- Hawaii Electric Light is working with the Hawaii County Civil Defense and other agencies to keep the lights on as lava flowing from the Kilauea volcano threatens power lines and residences.
- The utility said it has yet to experience a power interruption due to the lava flow, but said a utility pole along Apaa Street is beginning to show the impacts of the lava's heat. The company said it has also relocated a large diesel generator to Puna and will be moving a second large diesel generator to the same location.
- The utility is working on contingency plans, including relocating a portion of its primary distribution line onto two taller poles installed under a joint pole agreement with Hawaiian Telcom.
In an update to customers, Hawaii Electric Light said crews were working to extend a distribution line on Government Beach Road to provide power to Hawaiian Beaches should existing lines located closer to Highway 130 become inoperable.

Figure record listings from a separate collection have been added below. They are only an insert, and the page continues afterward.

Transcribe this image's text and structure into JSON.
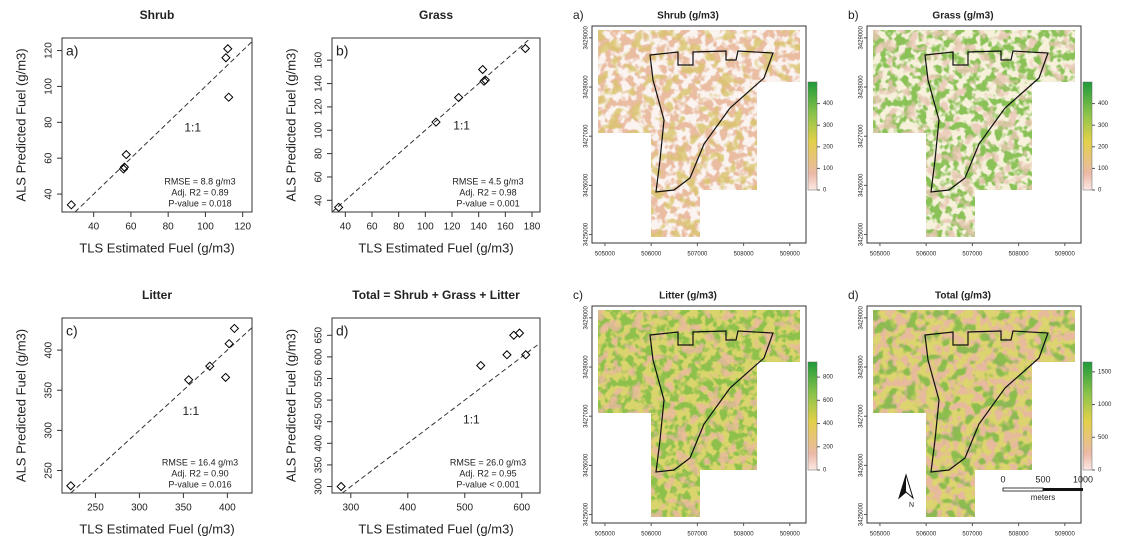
{
  "chart_data": [
    {
      "type": "scatter",
      "panel_label": "a)",
      "title": "Shrub",
      "x_label": "TLS Estimated Fuel (g/m3)",
      "y_label": "ALS Predicted Fuel (g/m3)",
      "x": [
        28,
        56,
        56.5,
        57.5,
        111,
        112,
        112.5
      ],
      "values": [
        34,
        54,
        55,
        62,
        116,
        121,
        94
      ],
      "color": "#000000",
      "xlim": [
        23,
        125
      ],
      "ylim": [
        30,
        127
      ],
      "xticks": [
        40,
        60,
        80,
        100,
        120
      ],
      "yticks": [
        40,
        60,
        80,
        100,
        120
      ],
      "line_label": "1:1",
      "stats": [
        "RMSE = 8.8 g/m3",
        "Adj. R2 = 0.89",
        "P-value = 0.018"
      ]
    },
    {
      "type": "scatter",
      "panel_label": "b)",
      "title": "Grass",
      "x_label": "TLS Estimated Fuel (g/m3)",
      "y_label": "ALS Predicted Fuel (g/m3)",
      "x": [
        35,
        108,
        125,
        143,
        144,
        145,
        175
      ],
      "values": [
        34,
        107,
        128,
        152,
        142,
        143,
        170
      ],
      "color": "#000000",
      "xlim": [
        30,
        186
      ],
      "ylim": [
        30,
        179
      ],
      "xticks": [
        40,
        60,
        80,
        100,
        120,
        140,
        160,
        180
      ],
      "yticks": [
        40,
        60,
        80,
        100,
        120,
        140,
        160
      ],
      "line_label": "1:1",
      "stats": [
        "RMSE = 4.5 g/m3",
        "Adj. R2 = 0.98",
        "P-value = 0.001"
      ]
    },
    {
      "type": "scatter",
      "panel_label": "c)",
      "title": "Litter",
      "x_label": "TLS Estimated Fuel (g/m3)",
      "y_label": "ALS Predicted Fuel (g/m3)",
      "x": [
        222,
        356,
        380,
        398,
        402,
        408
      ],
      "values": [
        231,
        363,
        380,
        366,
        408,
        427
      ],
      "color": "#000000",
      "xlim": [
        212,
        428
      ],
      "ylim": [
        222,
        440
      ],
      "xticks": [
        250,
        300,
        350,
        400
      ],
      "yticks": [
        250,
        300,
        350,
        400
      ],
      "line_label": "1:1",
      "stats": [
        "RMSE = 16.4 g/m3",
        "Adj. R2 = 0.90",
        "P-value = 0.016"
      ]
    },
    {
      "type": "scatter",
      "panel_label": "d)",
      "title": "Total = Shrub + Grass + Litter",
      "x_label": "TLS Estimated Fuel (g/m3)",
      "y_label": "ALS Predicted Fuel (g/m3)",
      "x": [
        283,
        528,
        574,
        586,
        596,
        607
      ],
      "values": [
        300,
        580,
        605,
        650,
        655,
        605
      ],
      "color": "#000000",
      "xlim": [
        267,
        632
      ],
      "ylim": [
        285,
        690
      ],
      "xticks": [
        300,
        400,
        500,
        600
      ],
      "yticks": [
        300,
        350,
        400,
        450,
        500,
        550,
        600,
        650
      ],
      "line_label": "1:1",
      "stats": [
        "RMSE = 26.0 g/m3",
        "Adj. R2 = 0.95",
        "P-value < 0.001"
      ]
    }
  ],
  "maps": {
    "xlim": [
      504850,
      509220
    ],
    "ylim": [
      3424950,
      3429160
    ],
    "xticks": [
      505000,
      506000,
      507000,
      508000,
      509000
    ],
    "yticks": [
      3425000,
      3426000,
      3427000,
      3428000,
      3429000
    ],
    "panels": [
      {
        "panel_label": "a)",
        "title": "Shrub (g/m3)",
        "colorbar_lim": [
          0,
          500
        ],
        "colorbar_ticks": [
          0,
          100,
          200,
          300,
          400
        ]
      },
      {
        "panel_label": "b)",
        "title": "Grass (g/m3)",
        "colorbar_lim": [
          0,
          500
        ],
        "colorbar_ticks": [
          0,
          100,
          200,
          300,
          400
        ]
      },
      {
        "panel_label": "c)",
        "title": "Litter (g/m3)",
        "colorbar_lim": [
          0,
          930
        ],
        "colorbar_ticks": [
          0,
          200,
          400,
          600,
          800
        ]
      },
      {
        "panel_label": "d)",
        "title": "Total (g/m3)",
        "colorbar_lim": [
          0,
          1650
        ],
        "colorbar_ticks": [
          0,
          500,
          1000,
          1500
        ]
      }
    ],
    "scale_bar": {
      "labels": [
        "0",
        "500",
        "1000"
      ],
      "unit": "meters"
    },
    "north_label": "N"
  }
}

Those units will be able to provide power for the lower portion of Puna if the section is cut off from the rest of the island grid, the utility said. But the lava, which has been flowing slowly for weeks, is beginning to threaten the utility's power lines.
"This morning, our technical experts found the pole that was surrounded by lava had sunk about ten feet and either steam or smoke was coming through the cinder piled around the pole. We suspect the pole is burning slowly at the ground level," said spokesperson Rhea Lee.
The utility cooled the pole and a protective barrier with water and said it will continue to monitor the condition of the pole.
"As a precautionary measure, we took the transmission line out of service while we evaluated the situation and cooled the pole. We put this line back in service this afternoon. However, we were able to keep power on for all customers through an alternative transmission line," Lee said.